Technical Field
This disclosure relates generally to next-generation sequencing (NGS) technologies and, in particular, technologies to store, transmit and process genomic data.
Background of the Related Art
Next generation sequencing (NGS) read data present challenges in data analysis and storage unrivalled in any other biological problem domain. Massive amounts of NGS reads (50-150 base pair fractions of genomic sequence) are generated every day by sequencing machines, growing annually at a greater exponential rate than computing power; these reads form the bulk of genomic sequences that must be stored and analyzed to obtain genomic information (e.g., GATK). Months of computing time are often required to process data for novel, large-scale sequencing studies that enable us to catalog human genetic variation, provide new insights into our evolutionary history, and promise to revolutionize the study of cell lineages in higher organisms. These computational challenges are at present a barrier to widespread use of NGS data throughout biotechnology, which impacts genomic medicine, environmental genomics, and the ability to detect signatures of selection within large sets of closely related read data.
A critical step in most sequence analysis pipelines is aligning, or mapping, the reads onto a reference genome to determine their loci in the genome. Read mapping is the costliest data processing step in sequence analysis pipelines. Existing read mapping methods (e.g., FM-index, hash table) require many sequence comparison steps, iterating over each read in order to map it onto reference genomes, which is expensive even when references are stored and organized efficiently. Thus, the time requirements of these known methods scale linearly with the size of the full read dataset, and each year require exponentially more runtime to process the exponentially-growing read data.
Identification of all possible mappings of a read within a given similarity threshold (denoted as “all-mapping”) is of particular importance to many downstream analyses and is the most robust way to comprehensively analyze structural variants, transposons, copy-number variants, and other repeat elements within the genome. Even single nucleotide polymorphism (SNP) genotyping accuracy is shown to substantially improve through the use of multiply-mapped reads during SNP-calling. However, all-mapping is often not utilized by current sequence analysis pipelines due to its high computational cost when performed by existing alignment software.
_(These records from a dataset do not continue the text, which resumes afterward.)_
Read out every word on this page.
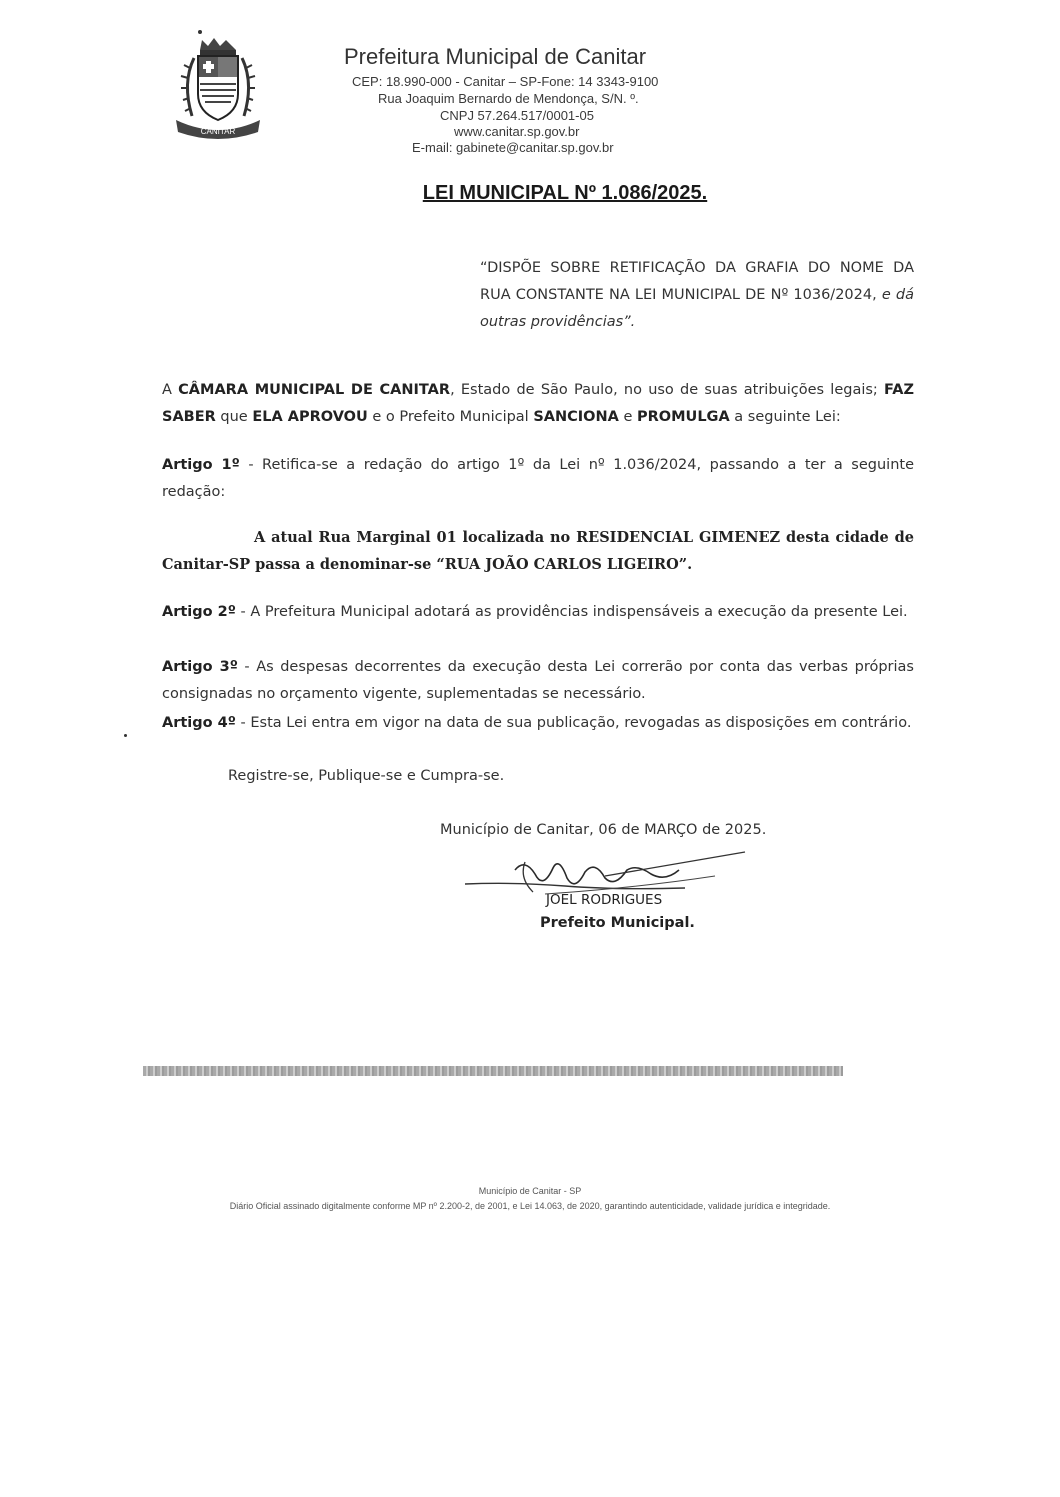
CANITAR
Prefeitura Municipal de Canitar
CEP: 18.990-000 - Canitar – SP-Fone: 14 3343-9100
Rua Joaquim Bernardo de Mendonça, S/N. º.
CNPJ 57.264.517/0001-05
www.canitar.sp.gov.br
E-mail: gabinete@canitar.sp.gov.br
LEI MUNICIPAL Nº 1.086/2025.
“DISPÕE SOBRE RETIFICAÇÃO DA GRAFIA DO NOME DA RUA CONSTANTE NA LEI MUNICIPAL DE Nº 1036/2024, e dá outras providências”.
A CÂMARA MUNICIPAL DE CANITAR, Estado de São Paulo, no uso de suas atribuições legais; FAZ SABER que ELA APROVOU e o Prefeito Municipal SANCIONA e PROMULGA a seguinte Lei:
Artigo 1º - Retifica-se a redação do artigo 1º da Lei nº 1.036/2024, passando a ter a seguinte redação:
A atual Rua Marginal 01 localizada no RESIDENCIAL GIMENEZ desta cidade de Canitar-SP passa a denominar-se “RUA JOÃO CARLOS LIGEIRO”.
Artigo 2º - A Prefeitura Municipal adotará as providências indispensáveis a execução da presente Lei.
Artigo 3º - As despesas decorrentes da execução desta Lei correrão por conta das verbas próprias consignadas no orçamento vigente, suplementadas se necessário.
Artigo 4º - Esta Lei entra em vigor na data de sua publicação, revogadas as disposições em contrário.
Registre-se, Publique-se e Cumpra-se.
Município de Canitar, 06 de MARÇO de 2025.
JOEL RODRIGUES
Prefeito Municipal.
Município de Canitar - SP
Diário Oficial assinado digitalmente conforme MP nº 2.200-2, de 2001, e Lei 14.063, de 2020, garantindo autenticidade, validade jurídica e integridade.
The term “compressive genomics” describes compression of data in such a way that it can be searched efficiently and accurately without first being decompressed. Compressive genomics exploits the redundancy of genomic sequences to enable parsimonious storage and fast access. It has been demonstrated previously that search algorithms such as BLAST and BLAT could be adapted to run in a compressive genomics framework. A compressive genomics framework is useful for mapping NGS read data because it allows the search or mapping of each read to a compressed collection of similar genomes. While redundancy of reference genomes can currently be exploited in read mapping, these advances have not yet been applied to large NGS read datasets. One key to capitalizing on read redundancy is the observation that raw NGS read datasets, such as those from the Genome 10K and 1000 Genomes projects, are also redundant due to the high similarity across and within individuals' read data. This similarity, however, is not easy to mine.
Thus, to fully realize the conceptual advance of compressive genomics requires development of novel computational techniques that take advantage of this redundancy to compress large read datasets, as well as the reference, in such a way that they can be mapped without first being decompressed. The technique of this disclosure addresses this need.